Wal Fadjri : Dans l’ensemble les résultats du baccalauréat technique n’ont pas été bons. Qu’en pensez-vous ?

Moussa SAKHO : D’emblée, je voudrais dire que ces résultats du baccalauréat technique nous ont tous préoccupés. Ils sont au cœur de nos préoccupations. Mais comme vous l’avez si bien dit, le Bac est organisé par l’Office du Bac qui dépend de la direction de l’Enseignement supérieur. Quand les résultats de la série F6 sont sortis, on a eu la version du proviseur du lycée technique d’industrie Maurice Delafosse et bien sûr celle de mes différents collaborateurs. Il se trouve que d’après la version du proviseur, il y a des problèmes quant à l’organisation même du baccalauréat technique. Je dis que le Bac technique n’est pas sérieusement pris en compte par la direction de l’Office du Bac. Je le dis parce que c’est cela que je pense.

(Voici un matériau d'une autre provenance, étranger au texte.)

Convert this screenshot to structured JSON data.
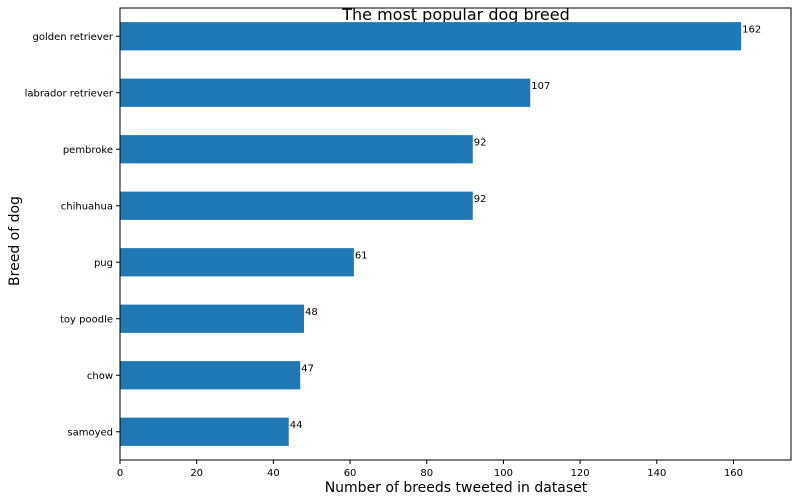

Le premier constat que vous faites, c’est que l’Office du Bac fait sa déclaration par rapport au Bac technique à la veille de l’organisation du Bac général. Quand le Bac technique commence s’il n’y a pas d’examen, personne n’est au courant de rien. On attend la veille du Bac général pour faire des déclarations..., je pense que ce n’est pas ainsi que cela doit se faire. Parce que le diplôme est commun même si nous avons deux ou trois candidats, ce sont des jeunes Sénégalais. C’est un ensemble de problèmes que nous allons étudier avec la direction de l’Office du Bac pour une organisation correcte du Bac technique. Un autre problème que je pourrais soulever, c’est comment peut-on attendre que le Bac technique démarre et qu’on se rende compte que la ligne d’avance est déficitaire. Je pense que si on avait pris en charge très tôt cette question, si on avait fait de la prévention, le ministre serait informé bien avant. Nous, en tant que ministère, nous aurions pris toutes nos dispositions. Je dis qu’il nous faut être participatif pour pouvoir influer sur les autorités supérieures en les informant très tôt que la ligne qui devrait payer les correcteurs n’est pas bien fournie, par exemple. Mais c’est quand, il fallait faire les épreuves pratiques du Bac technique que nous avons fait des pieds et des mains au niveau de la primature pour débloquer la situation. Avant cela nous avons accusé près de quatre à cinq jours de retard. Qu’on le dise ou non, ces jours de retard ont impacté négativement sur les résultats des étudiants : du point de vue du stress ou de la déconcentration. Tous ces éléments combinés font que nécessairement, il fallait qu’on s’attende à ce résultat.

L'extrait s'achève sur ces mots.